Dancing in the savannahs

Jonathan Balcombe describes warped perspectives in much of the scientific study of animal lives and behaviour. Barbara Ehrenreich sees a similar bias in the study of human psychology. Here's Balcombe (2006):
Nature is not nearly so grim as she is made out to be. A gazelle, like you or I, will die only once, and that death is usually a fairly fleeting affair compared to the life that goes before. A violent end on the African savannah typically lasts minutes, at most. Tens, hundreds or thousands of days precede it, few of which are punctuated by any serious threat....

Scientists would rather refer to ‘rewarding’ stimuli than to ‘pleasurable’ ones. In birds, kissing has been labeled ‘beak rubbing’, and open mouthed kissing as ‘false feeding’. It’s all rather sterile and businesslike. One might expect that a 1996 volume on partnerships in birds, many of which are lifelong, would disclose some examples of affectionate behaviour, but ‘affection’ doesn’t appear in the subject index, whereas there are more than 30 references to ‘aggression.’
And here's Ehrenreich (2007):
Not only was the science of psychology narrowly culture-bound; its emphasis on pathology largely precluded any careful study of the more pleasurable emotions, including the kind of joy - growing into ecstasy - that was the hallmark of so many ‘native’ rituals and celebrations In the psychological language of needs and drives, people do not freely and affirmatively search for pleasure; rather, they are ‘driven’ by cravings that resemble pain.
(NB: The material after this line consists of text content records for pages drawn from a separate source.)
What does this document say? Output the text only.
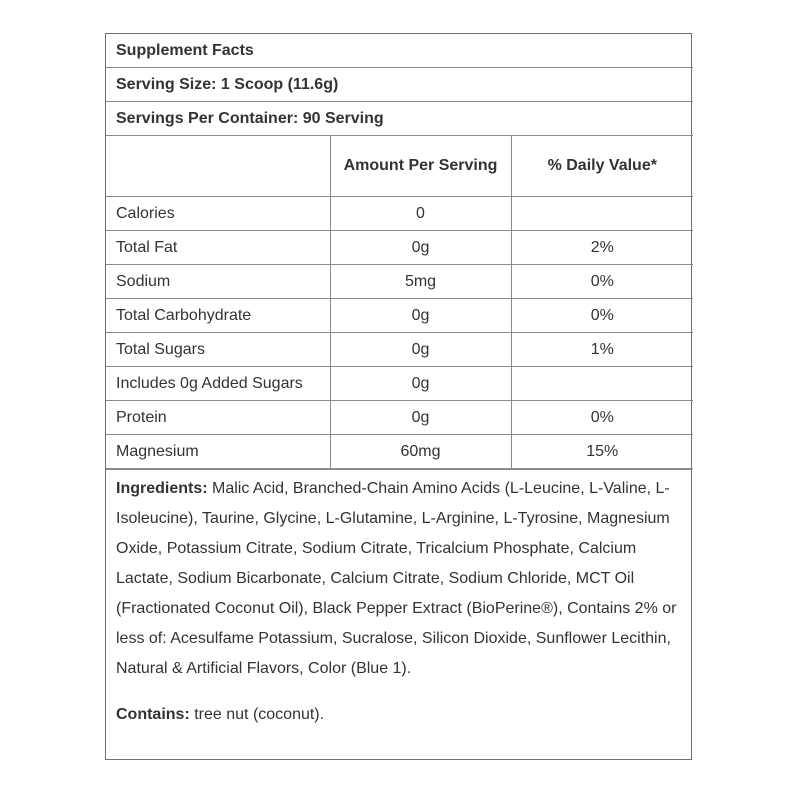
Supplement Facts		
Serving Size: 1 Scoop (11.6g)		
Servings Per Container: 90 Serving		
	Amount Per Serving	% Daily Value*
Calories	0	
Total Fat	0g	2%
Sodium	5mg	0%
Total Carbohydrate	0g	0%
Total Sugars	0g	1%
Includes 0g Added Sugars	0g	
Protein	0g	0%
Magnesium	60mg	15%
Ingredients: Malic Acid, Branched-Chain Amino Acids (L-Leucine, L-Valine, L-Isoleucine), Taurine, Glycine, L-Glutamine, L-Arginine, L-Tyrosine, Magnesium Oxide, Potassium Citrate, Sodium Citrate, Tricalcium Phosphate, Calcium Lactate, Sodium Bicarbonate, Calcium Citrate, Sodium Chloride, MCT Oil (Fractionated Coconut Oil), Black Pepper Extract (BioPerine®), Contains 2% or less of: Acesulfame Potassium, Sucralose, Silicon Dioxide, Sunflower Lecithin, Natural & Artificial Flavors, Color (Blue 1).
Contains: tree nut (coconut).
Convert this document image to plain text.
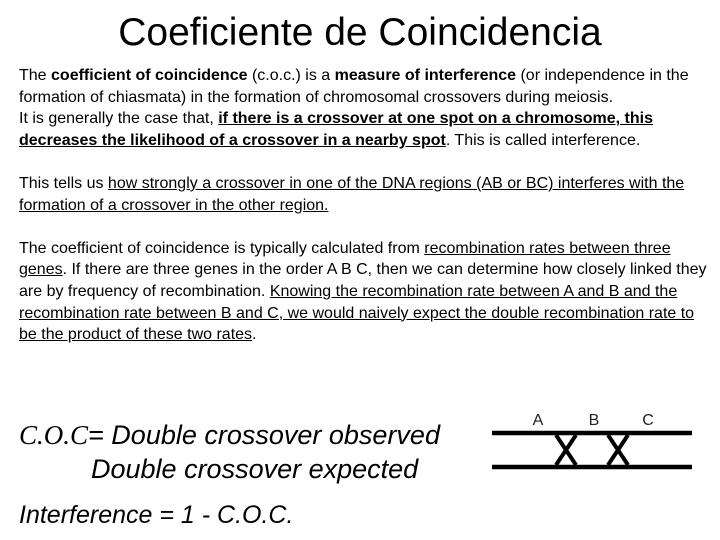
Coeficiente de Coincidencia

The coefficient of coincidence (c.o.c.) is a measure of interference (or independence in the formation of chiasmata) in the formation of chromosomal crossovers during meiosis.

It is generally the case that, if there is a crossover at one spot on a chromosome, this decreases the likelihood of a crossover in a nearby spot. This is called interference.

This tells us how strongly a crossover in one of the DNA regions (AB or BC) interferes with the formation of a crossover in the other region.

The coefficient of coincidence is typically calculated from recombination rates between three genes. If there are three genes in the order A B C, then we can determine how closely linked they are by frequency of recombination. Knowing the recombination rate between A and B and the recombination rate between B and C, we would naively expect the double recombination rate to be the product of these two rates.

C.O.C= Double crossover observed
Double crossover expected
Interference = 1 - C.O.C.
A	B	C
To this day, and no doubt for good reasons, suffering remains the almost exclusive preoccupation of professional psychology. Journals in the field have published forty-five thousand articles in the last thirty years on depression, but only four hundred on joy.

(Hat tip SH for Ehrenreich)

1 comment:

Brian Hayes said...

Consistently broad posts, sensitive but acute, grand but purposed. Day by day I am lifted. Thanks.